TÜRKİYE’DE GÖRÜLDÜ MÜ?
Türkiye’de bugüne kadar hiç ebola vakası görülmemesine karşın, Sağlık Bakanlığı halk sağlığını olası risklere karşı korumak amacıyla “Ebola Virüs Hastalığı Bilgilendirme ve Vaka Yönetim Rehberi” hazırlamıştı. Uluslararası seyahat yoluyla da bulaşabilen bu virüse yakalanmamak için tedbiri elden bırakmamak gerekiyor.
EBOLA VİRÜSÜ TEDAVİSİ
Şimdiye kadar, ebola virüsü için kesin bir tedavi yöntemi bulunamamıştır. Bu sebeple ölüm oranı hâlâ çok yüksektir.
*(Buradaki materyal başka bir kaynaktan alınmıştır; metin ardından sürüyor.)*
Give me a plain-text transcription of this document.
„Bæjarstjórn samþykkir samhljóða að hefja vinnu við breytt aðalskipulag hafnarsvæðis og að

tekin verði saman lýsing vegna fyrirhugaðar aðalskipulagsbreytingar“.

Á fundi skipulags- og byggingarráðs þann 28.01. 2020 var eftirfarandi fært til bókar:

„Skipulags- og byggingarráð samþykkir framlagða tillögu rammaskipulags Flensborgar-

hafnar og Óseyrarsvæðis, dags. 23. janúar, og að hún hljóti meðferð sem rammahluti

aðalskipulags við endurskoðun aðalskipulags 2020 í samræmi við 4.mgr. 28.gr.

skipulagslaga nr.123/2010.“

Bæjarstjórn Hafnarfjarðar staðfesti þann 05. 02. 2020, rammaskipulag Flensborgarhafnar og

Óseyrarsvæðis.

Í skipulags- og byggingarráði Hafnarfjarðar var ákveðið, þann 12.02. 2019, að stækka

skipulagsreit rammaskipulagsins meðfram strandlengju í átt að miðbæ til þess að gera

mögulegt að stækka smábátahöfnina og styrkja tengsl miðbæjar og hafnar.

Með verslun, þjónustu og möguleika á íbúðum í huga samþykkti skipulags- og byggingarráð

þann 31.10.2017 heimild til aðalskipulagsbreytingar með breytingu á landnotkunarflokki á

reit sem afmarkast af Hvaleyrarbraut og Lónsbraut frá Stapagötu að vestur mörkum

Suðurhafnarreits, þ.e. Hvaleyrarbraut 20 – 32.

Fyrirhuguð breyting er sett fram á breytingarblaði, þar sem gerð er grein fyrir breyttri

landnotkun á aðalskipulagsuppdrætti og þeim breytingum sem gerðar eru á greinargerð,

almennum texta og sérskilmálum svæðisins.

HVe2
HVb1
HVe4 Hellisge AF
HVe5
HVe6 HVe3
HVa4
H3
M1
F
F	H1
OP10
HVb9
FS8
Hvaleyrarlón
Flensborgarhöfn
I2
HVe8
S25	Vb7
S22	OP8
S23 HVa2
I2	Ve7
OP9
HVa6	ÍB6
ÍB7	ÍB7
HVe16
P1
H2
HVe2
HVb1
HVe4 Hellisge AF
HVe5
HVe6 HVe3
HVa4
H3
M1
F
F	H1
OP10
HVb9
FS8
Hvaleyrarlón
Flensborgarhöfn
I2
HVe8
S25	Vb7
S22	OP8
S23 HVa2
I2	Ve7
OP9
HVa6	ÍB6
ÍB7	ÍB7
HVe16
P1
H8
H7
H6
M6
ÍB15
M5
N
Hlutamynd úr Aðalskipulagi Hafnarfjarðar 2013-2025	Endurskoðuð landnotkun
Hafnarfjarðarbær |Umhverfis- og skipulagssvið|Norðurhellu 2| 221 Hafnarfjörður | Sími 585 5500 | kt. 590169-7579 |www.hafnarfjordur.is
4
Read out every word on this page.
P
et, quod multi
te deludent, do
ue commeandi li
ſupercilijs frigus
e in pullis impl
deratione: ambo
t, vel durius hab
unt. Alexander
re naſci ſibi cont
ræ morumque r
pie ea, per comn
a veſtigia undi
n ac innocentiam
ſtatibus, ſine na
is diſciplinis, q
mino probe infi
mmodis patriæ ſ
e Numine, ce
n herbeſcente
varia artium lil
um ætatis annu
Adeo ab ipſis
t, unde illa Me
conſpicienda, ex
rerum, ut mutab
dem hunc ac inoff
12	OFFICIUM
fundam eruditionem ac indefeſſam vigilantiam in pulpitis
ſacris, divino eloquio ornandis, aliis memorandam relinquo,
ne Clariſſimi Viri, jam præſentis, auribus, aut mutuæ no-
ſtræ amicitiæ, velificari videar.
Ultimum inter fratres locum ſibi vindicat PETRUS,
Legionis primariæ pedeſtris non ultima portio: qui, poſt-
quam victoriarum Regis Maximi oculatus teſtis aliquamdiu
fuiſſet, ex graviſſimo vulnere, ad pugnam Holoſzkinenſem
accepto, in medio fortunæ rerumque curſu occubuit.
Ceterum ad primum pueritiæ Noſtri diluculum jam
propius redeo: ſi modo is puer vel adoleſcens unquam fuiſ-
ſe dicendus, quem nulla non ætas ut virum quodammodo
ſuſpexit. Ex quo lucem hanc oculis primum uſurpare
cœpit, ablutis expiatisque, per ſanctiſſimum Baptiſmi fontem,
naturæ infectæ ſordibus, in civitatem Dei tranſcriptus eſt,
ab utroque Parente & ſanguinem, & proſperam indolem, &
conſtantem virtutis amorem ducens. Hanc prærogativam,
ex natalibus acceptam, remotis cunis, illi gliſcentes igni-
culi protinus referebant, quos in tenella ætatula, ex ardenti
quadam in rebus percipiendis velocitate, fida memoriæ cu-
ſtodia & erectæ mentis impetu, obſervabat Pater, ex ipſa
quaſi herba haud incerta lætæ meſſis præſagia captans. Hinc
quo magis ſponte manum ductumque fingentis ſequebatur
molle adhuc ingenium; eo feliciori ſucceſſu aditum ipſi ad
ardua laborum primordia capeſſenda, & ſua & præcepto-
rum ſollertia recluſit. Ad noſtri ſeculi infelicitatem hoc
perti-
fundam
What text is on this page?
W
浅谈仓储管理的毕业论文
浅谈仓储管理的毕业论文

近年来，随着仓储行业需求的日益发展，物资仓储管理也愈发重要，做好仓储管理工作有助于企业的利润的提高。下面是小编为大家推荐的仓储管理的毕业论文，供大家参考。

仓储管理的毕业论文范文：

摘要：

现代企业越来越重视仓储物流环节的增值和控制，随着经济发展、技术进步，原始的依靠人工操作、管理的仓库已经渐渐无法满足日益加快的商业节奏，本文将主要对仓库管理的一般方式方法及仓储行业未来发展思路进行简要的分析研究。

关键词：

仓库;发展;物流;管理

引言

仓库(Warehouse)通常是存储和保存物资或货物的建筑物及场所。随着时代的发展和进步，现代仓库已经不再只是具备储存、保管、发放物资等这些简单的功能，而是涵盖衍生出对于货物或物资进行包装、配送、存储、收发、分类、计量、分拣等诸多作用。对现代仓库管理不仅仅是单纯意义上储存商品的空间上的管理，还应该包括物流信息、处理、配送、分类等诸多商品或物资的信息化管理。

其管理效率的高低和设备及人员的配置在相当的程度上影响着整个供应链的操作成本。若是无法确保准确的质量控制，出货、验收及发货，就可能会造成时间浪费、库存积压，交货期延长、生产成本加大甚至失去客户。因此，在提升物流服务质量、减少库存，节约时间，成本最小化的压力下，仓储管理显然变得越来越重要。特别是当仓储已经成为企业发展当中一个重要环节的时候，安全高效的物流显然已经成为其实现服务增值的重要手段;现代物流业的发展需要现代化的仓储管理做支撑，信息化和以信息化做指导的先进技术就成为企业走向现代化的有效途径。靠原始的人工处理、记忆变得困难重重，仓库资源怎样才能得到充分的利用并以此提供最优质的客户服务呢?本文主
Antiviral bir ilaçla tedavi düşünülebilir, ancak benzer viral hastalıkların aksine başarılı olma ihtimali çok düşüktür.
Bir ebola enfeksiyonu için önemli olan, hastaların yoğun bakım ünitesi altına alınmasıdır. Başarılı bir tedavi için elektrolit ve sıvı desteği oldukça önemlidir. Böbrek yetmezliği için diyaliz gibi hızlı bir organ değiştirme prosedürü başlatılmalıdır. Ancak, ne yazık ki ebolanın ortaya çıktığı ülkelerde (Orta Afrika), bu tür tıbbi müdahaleler çoğu zaman mümkün olmamakta veya geç kalınmaktadır.